Coming off a 2021 marked by substantial deal activity, the Canadian life sciences sector is experiencing a market correction.
Investors are exhibiting a more cautious and selective approach to investment decisions amid public and private market uncertainty. To date in 2022, in the United States and globally, we have seen smaller deal sizes at lower valuations in life sciences.
Despite this less favourable financing environment, deal activity in Canada is substantial and the sector is expanding both in volume and quality of companies. In certain subsectors, such as the use of artificial intelligence (AI) for drug development as well as radiopharmaceuticals, Canada has become a global leader. We have also seen an increasing robustness of activity in the digital healthcare and telemedicine sub-sector. Below, we explore some of these innovation and transactional trends and what they mean for the Canadian life sciences sector.
Life sciences innovation: two use cases
Continued emergence of artificial intelligence
As virtual healthcare advances, the amount of available health data will continue to increase. AI’s value is in its ability to collect, store and aggregate these complex data sets, and use sophisticated mathematical algorithms to identify trends and predict outcomes. For example, AI programs can be leveraged to scan a vast set of recorded symptoms to draw upon similarities and develop personalized treatment options. AI methodologies can be used to monitor parameters for health indicators to predict optimal treatments tailored to a patient’s predispositions and lifestyle. AI can also facilitate cost-effective and time-efficient clinical trials by identifying the appropriate populations to target. Further, AI platforms are useful in automating the data management process to mitigate the inefficiencies of manual clinical trial methods of data collection and analysis. An additional hallmark of AI is its ability, through machine learning, to store and cross-reference large sets of data. This is valuable to companies engaged in drug discovery because it helps them reduce time and costs associated with molecular research activities and the overall drug discovery life cycle. Lastly, AI is helpful in pharmacovigilance compliance, especially as adverse event reporting grows by approximately 10-15% annually1. AI can automate and centralize the intake of adverse event reports and streamline the investigation and correction phases of pharmacovigilance efforts.
The evolving landscape through which healthcare is delivered is well-suited to the emergence of AI in treatment and research, and it appears life sciences stakeholders are adapting accordingly.
Greater adoption of telemedicine and digital healthcare
In the past couple of years, telemedicine and digital healthcare applications overall have solidified their position as vital pillars of the ecosystem.

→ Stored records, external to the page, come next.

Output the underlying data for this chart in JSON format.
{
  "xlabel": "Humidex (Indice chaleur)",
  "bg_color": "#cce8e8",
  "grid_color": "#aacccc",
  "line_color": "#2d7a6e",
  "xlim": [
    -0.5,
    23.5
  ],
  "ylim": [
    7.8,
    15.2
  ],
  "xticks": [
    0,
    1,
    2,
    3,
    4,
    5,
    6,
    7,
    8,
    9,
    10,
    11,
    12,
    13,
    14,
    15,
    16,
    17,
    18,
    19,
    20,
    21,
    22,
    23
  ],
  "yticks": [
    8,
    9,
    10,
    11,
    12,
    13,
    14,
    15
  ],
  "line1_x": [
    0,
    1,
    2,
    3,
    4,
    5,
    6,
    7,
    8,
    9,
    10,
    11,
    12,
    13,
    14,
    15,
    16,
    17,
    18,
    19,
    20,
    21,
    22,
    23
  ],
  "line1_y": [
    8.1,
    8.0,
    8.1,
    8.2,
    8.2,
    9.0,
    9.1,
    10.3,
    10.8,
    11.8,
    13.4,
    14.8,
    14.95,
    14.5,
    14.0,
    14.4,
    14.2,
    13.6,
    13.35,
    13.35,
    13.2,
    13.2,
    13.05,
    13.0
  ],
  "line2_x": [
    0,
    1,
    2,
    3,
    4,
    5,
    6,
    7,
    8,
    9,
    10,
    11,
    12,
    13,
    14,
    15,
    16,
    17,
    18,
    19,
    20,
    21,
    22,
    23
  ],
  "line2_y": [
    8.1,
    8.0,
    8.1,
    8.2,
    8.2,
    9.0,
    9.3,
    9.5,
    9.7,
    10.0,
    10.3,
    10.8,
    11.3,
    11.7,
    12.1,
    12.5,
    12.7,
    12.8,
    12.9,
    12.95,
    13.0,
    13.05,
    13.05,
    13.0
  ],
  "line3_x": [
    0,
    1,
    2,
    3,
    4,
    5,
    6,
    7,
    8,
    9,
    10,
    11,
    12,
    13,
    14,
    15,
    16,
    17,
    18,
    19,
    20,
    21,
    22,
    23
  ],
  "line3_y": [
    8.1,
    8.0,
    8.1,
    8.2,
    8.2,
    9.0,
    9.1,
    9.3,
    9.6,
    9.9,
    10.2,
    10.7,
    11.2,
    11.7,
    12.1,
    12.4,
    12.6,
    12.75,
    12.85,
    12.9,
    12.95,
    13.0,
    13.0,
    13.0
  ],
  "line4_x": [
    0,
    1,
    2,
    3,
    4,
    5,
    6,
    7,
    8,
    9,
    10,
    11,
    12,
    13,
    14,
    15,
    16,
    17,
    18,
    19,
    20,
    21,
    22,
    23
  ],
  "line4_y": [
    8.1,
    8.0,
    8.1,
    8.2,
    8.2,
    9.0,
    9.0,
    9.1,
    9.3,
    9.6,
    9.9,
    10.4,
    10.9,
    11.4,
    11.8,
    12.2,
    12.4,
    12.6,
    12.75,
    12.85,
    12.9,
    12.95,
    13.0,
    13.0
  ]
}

COVID-19 has shifted consumer preferences; patients are placing a greater emphasis on proactively and preventatively managing their personal health. Digital healthcare tools offer the versatility and accessibility necessary to meet consumer demand for personalized health options. This trend toward digital healthcare is gaining traction with patients, healthcare organizations and payers2.
Like many industries, and perhaps more so because human health is so fundamental, there will always be demand for versatile and adaptable solutions that deliver high-quality results. Telemedicine is changing how we communicate with healthcare providers and how data is leveraged and shared. It is likely to become an even more prevalent component of the patient experience.

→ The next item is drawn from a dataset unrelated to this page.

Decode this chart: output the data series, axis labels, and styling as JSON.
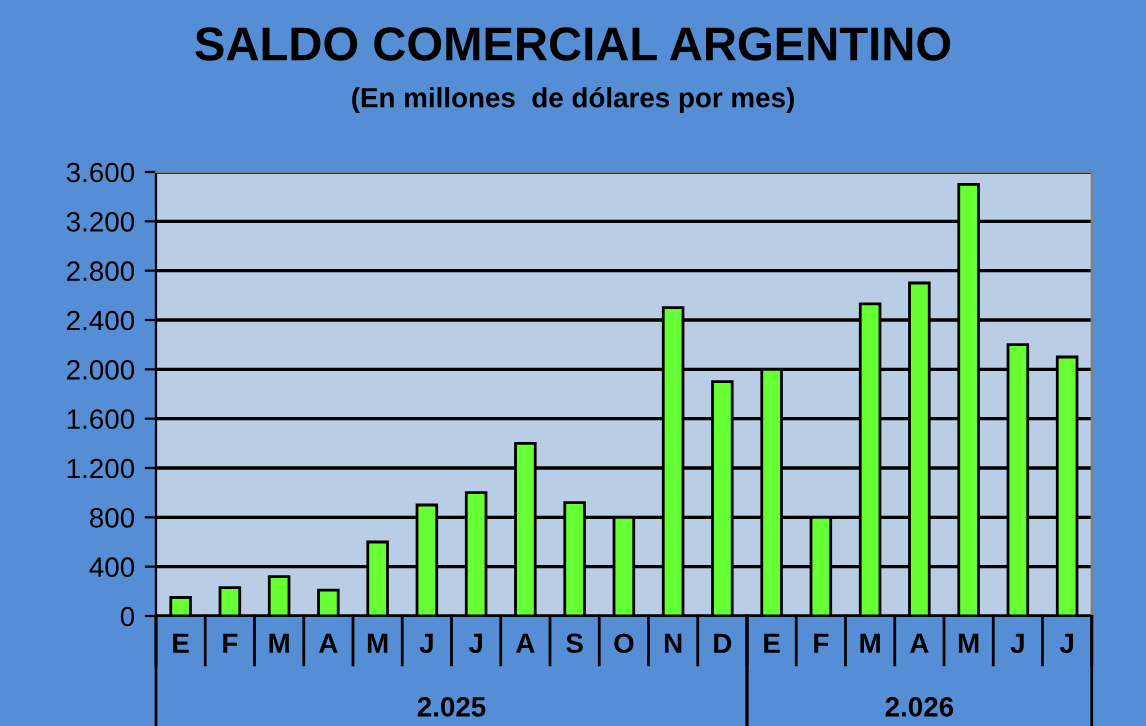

Decline in new life sciences investments likely a blip, not a feature
In 2022, public stock prices across all sectors have declined substantially, particularly in the high-flying technology and life sciences sectors, and IPO activity has come to a near halt. However, activity in investments in private companies continues, with companies often opting for extensions of existing rounds at flat valuations rather than new rounds at higher valuations. Venture capital funds in the life sciences continue to have significant capital but are cautious to deploy the funds to new investments out of concern that their existing portfolio companies may need private investment rather than accessing the public markets for a longer period of time than originally expected.
New life sciences funds are being raised with an eye toward investing in undervalued companies opportunistically. However, the more generalist funds, which came to the party when valuations were the highest, are now shying away from the industry. With media talk of rising interest rates and markets gone awry, investors often forget that these may be optimal times to make investments. However, in an industry that requires significant funding before sales can be made, the question is whether there will be enough contrarians to provide funding for the undervalued gems.

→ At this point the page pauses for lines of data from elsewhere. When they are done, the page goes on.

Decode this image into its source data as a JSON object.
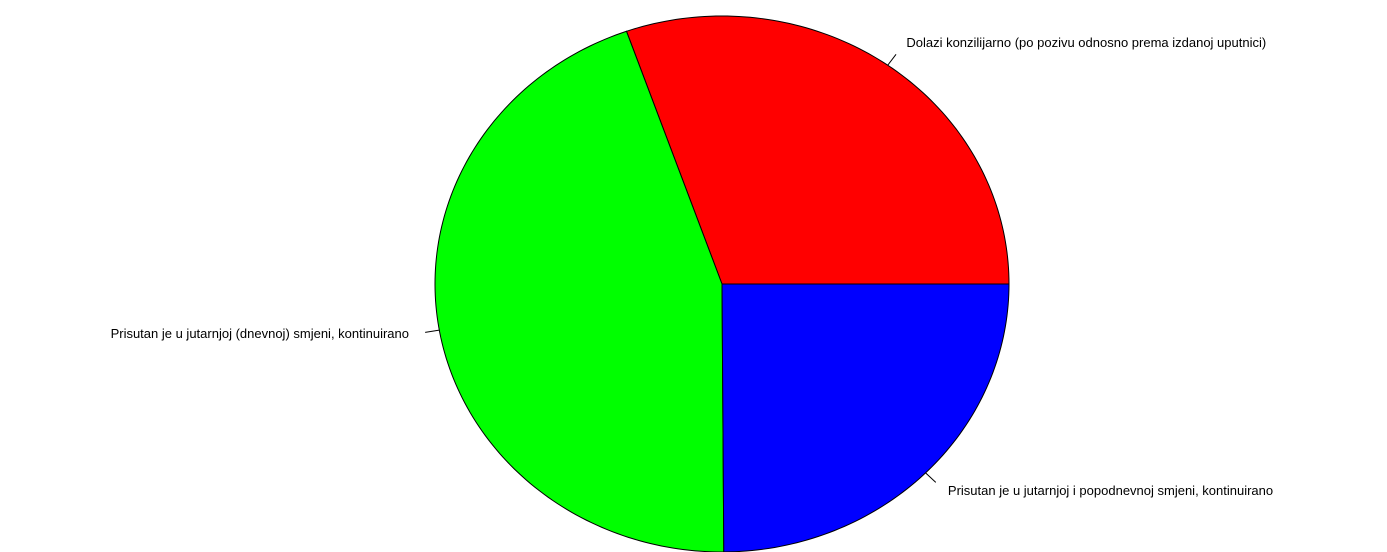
{
  "chart_data": {
    "type": "pie",
    "title": "",
    "slices": [
      {
        "label": "Dolazi konzilijarno (po pozivu odnosno prema izdanoj uputnici)",
        "value": 30.4,
        "color": "#ff0000"
      },
      {
        "label": "Prisutan je u jutarnjoj (dnevnoj) smjeni, kontinuirano",
        "value": 44.7,
        "color": "#00ff00"
      },
      {
        "label": "Prisutan je u jutarnjoj i popodnevnoj smjeni, kontinuirano",
        "value": 24.9,
        "color": "#0000ff"
      }
    ],
    "start_angle_deg": 0,
    "direction": "counterclockwise",
    "legend": "none"
  }
}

We believe interest in the sector should remain strong. The pandemic has made consumers and investors more sensitive to the need for innovation in the life sciences ecosystem. Longer-term indicators are also trending in the right direction: the aging of baby boomers, increased attention of U.S. investors in Canadian life sciences, and the expansion of government grants, loans and overall focus on the industry. The hyperactivity of the last few years, when preclinical companies routinely went public and valuations soared overnight, is over. Now the winners will be those who truly understand the market and are able to discern the wheat from the chaff.